Plenerowe widowisko "Czas matek" w wykonaniu Teatru Ósmego Dnia zobaczymy już w czwartek wieczorem. To będzie inauguracja tegorocznego Festiwalu Artystów Ulicy.

Spektakl jest próbą spojrzenia na tragiczną historię XX w. oczyma kobiet. To widowisko zrealizowane z wielkim rozmachem, urodziwe plastycznie, a przy tym bardzo przejmujące. Wykorzystując trzy sceny, skomplikowaną maszynerię, światła, projekcje multimedialne, poznańscy artyści opowiadają o cudzie i grozie macierzyństwa.

- W tle doniesień o wojnie, o kolejnych bitwach i ich śmiertelnych ofiarach, są zawsze matki - mówiła "Gazecie" Ewa Wójciak, szefowa Teatru Ósmego Dnia. - To one najpierw przeżywają cud narodzin, a potem tragedię utraty kogoś najbliższego.

Przywołane zostają matki ofiar polskiego Czerwca '56 (spektakl powstał na 50. rocznicę wydarzeń poznańskich), ale też argentyńskie z pl. Majowego, żołnierzy z Rosji i Czeczenów, palestyńskich samobójców. "Czas matek" oskarża cały świat.

Aktorzy Teatru Ósmego Dnia potrafią działać na wyobraźnię (uczestnikom ubiegłorocznej edycji festiwalu na pewno zapadła w pamięć ich "Arka"). W najnowszym spektaklu jest wiele scen robiących piorunujące wrażenie, jak choćby ta, gdy wychodzą matki z koszulami synów w rękach, podnoszą je do góry i wyławiają z niebytu twarze swoich tragicznie zmarłych synów, które wyświetlają się na koszulach niczym na ekranie. Początek przedstawienia na Jasnych Błoniach o godz. 22.30. Wstęp wolny.

Będzie ono inauguracją Festiwalu Artystów Ulicy, który w tym roku odbywa się pod hasłem "Spoiwa kultury". Impreza, która odbywa się już po raz ósmy, w piątek i sobotę zamieni ulice i place Szczecina w wielką scenę. W mieście spotkać będzie można buskerów (np.

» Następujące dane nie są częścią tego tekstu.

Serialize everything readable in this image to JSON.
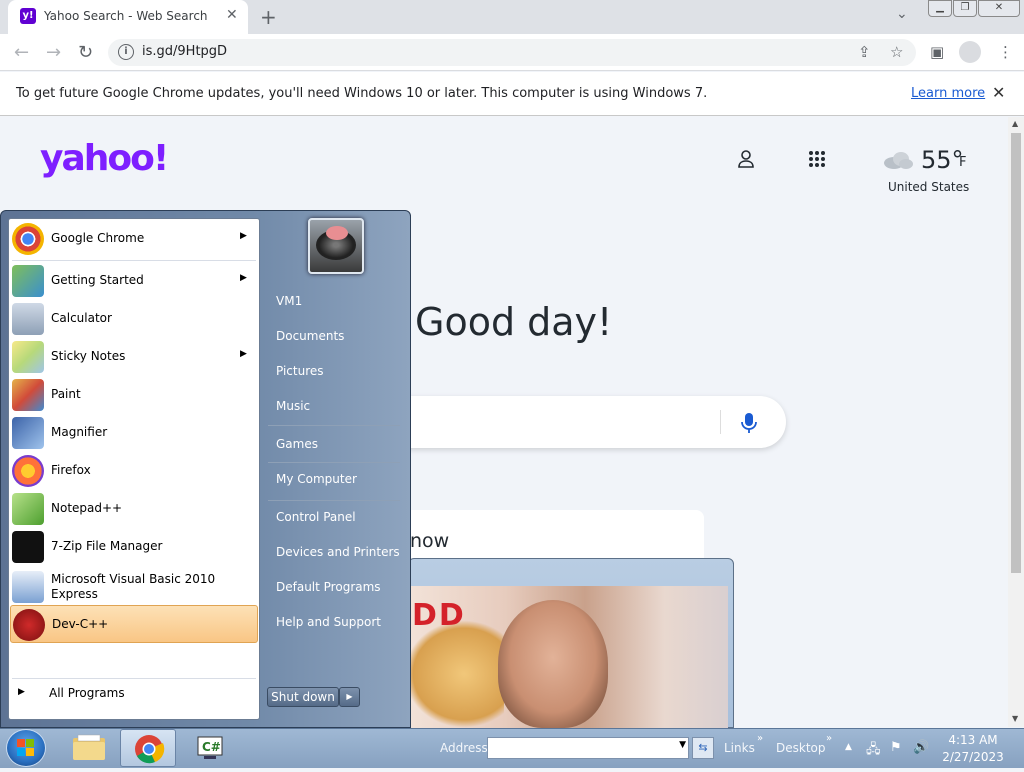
{
  "browser": {
    "tab_title": "Yahoo Search - Web Search",
    "tab_favicon": "y!",
    "url": "is.gd/9HtpgD",
    "infobar_message": "To get future Google Chrome updates, you'll need Windows 10 or later. This computer is using Windows 7.",
    "infobar_link": "Learn more"
  },
  "page": {
    "logo": "yahoo!",
    "temperature": "55°",
    "temperature_unit": "F",
    "country": "United States",
    "greeting": "Good day!",
    "card_text": "now",
    "popup_text": "DD"
  },
  "start_menu": {
    "programs": [
      {
        "label": "Google Chrome",
        "has_submenu": true,
        "icon": "chrome-icon"
      },
      {
        "label": "Getting Started",
        "has_submenu": true,
        "icon": "getting-started-icon"
      },
      {
        "label": "Calculator",
        "has_submenu": false,
        "icon": "calculator-icon"
      },
      {
        "label": "Sticky Notes",
        "has_submenu": true,
        "icon": "sticky-notes-icon"
      },
      {
        "label": "Paint",
        "has_submenu": false,
        "icon": "paint-icon"
      },
      {
        "label": "Magnifier",
        "has_submenu": false,
        "icon": "magnifier-icon"
      },
      {
        "label": "Firefox",
        "has_submenu": false,
        "icon": "firefox-icon"
      },
      {
        "label": "Notepad++",
        "has_submenu": false,
        "icon": "notepadpp-icon"
      },
      {
        "label": "7-Zip File Manager",
        "has_submenu": false,
        "icon": "7zip-icon"
      },
      {
        "label": "Microsoft Visual Basic 2010",
        "label2": "Express",
        "has_submenu": false,
        "icon": "visual-basic-icon"
      },
      {
        "label": "Dev-C++",
        "has_submenu": false,
        "icon": "devcpp-icon",
        "highlighted": true
      }
    ],
    "all_programs": "All Programs",
    "right_items": [
      "VM1",
      "Documents",
      "Pictures",
      "Music",
      "Games",
      "My Computer",
      "Control Panel",
      "Devices and Printers",
      "Default Programs",
      "Help and Support"
    ],
    "shutdown": "Shut down"
  },
  "taskbar": {
    "address_label": "Address",
    "address_value": "",
    "links_label": "Links",
    "desktop_label": "Desktop",
    "time": "4:13 AM",
    "date": "2/27/2023"
  },
  "colors": {
    "yahoo_purple": "#7e1fff",
    "start_highlight": "#f9c685",
    "taskbar": "#8fa8c6"
  }
}
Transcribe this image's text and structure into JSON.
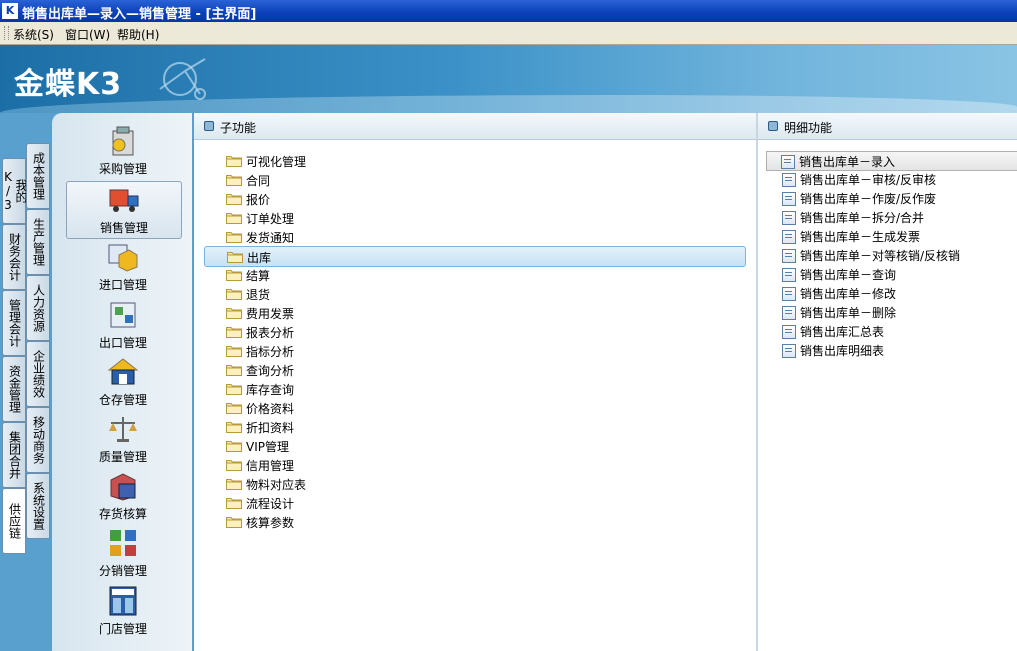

DJuggleda z Niemiec, żonglującego przyrządem o nazwie diabolo, czy Fire Fingers, mistrzynię ognia z Hiszpanii) i performerów, jak Jean-Christophe Norman z Francji zapisujący miasto kredowymi znakami. Przyjedzie teatr Beta Dance Troupe z Hajfy, złożony z uciekinierów etiopskich, który łączy tradycję żydowską z rytmami Afryki. Wśród gości festiwalu są bębniarze Dulsori z odległej Korei Południowej i mistrz liry korbowej Jacek Hałas z Poznania. Na trawniku przy Teatrze Kana stanie jurta, gdzie odbywać się będą warsztaty (tańców korowodowych czy robienia kwiatów z bibuły). Posłuchać też będzie można szczecińskich legend w wykonaniu opowiadaczy z grupy Studnia O. Na małym dziedzińcu Zamku zagości nocne kino.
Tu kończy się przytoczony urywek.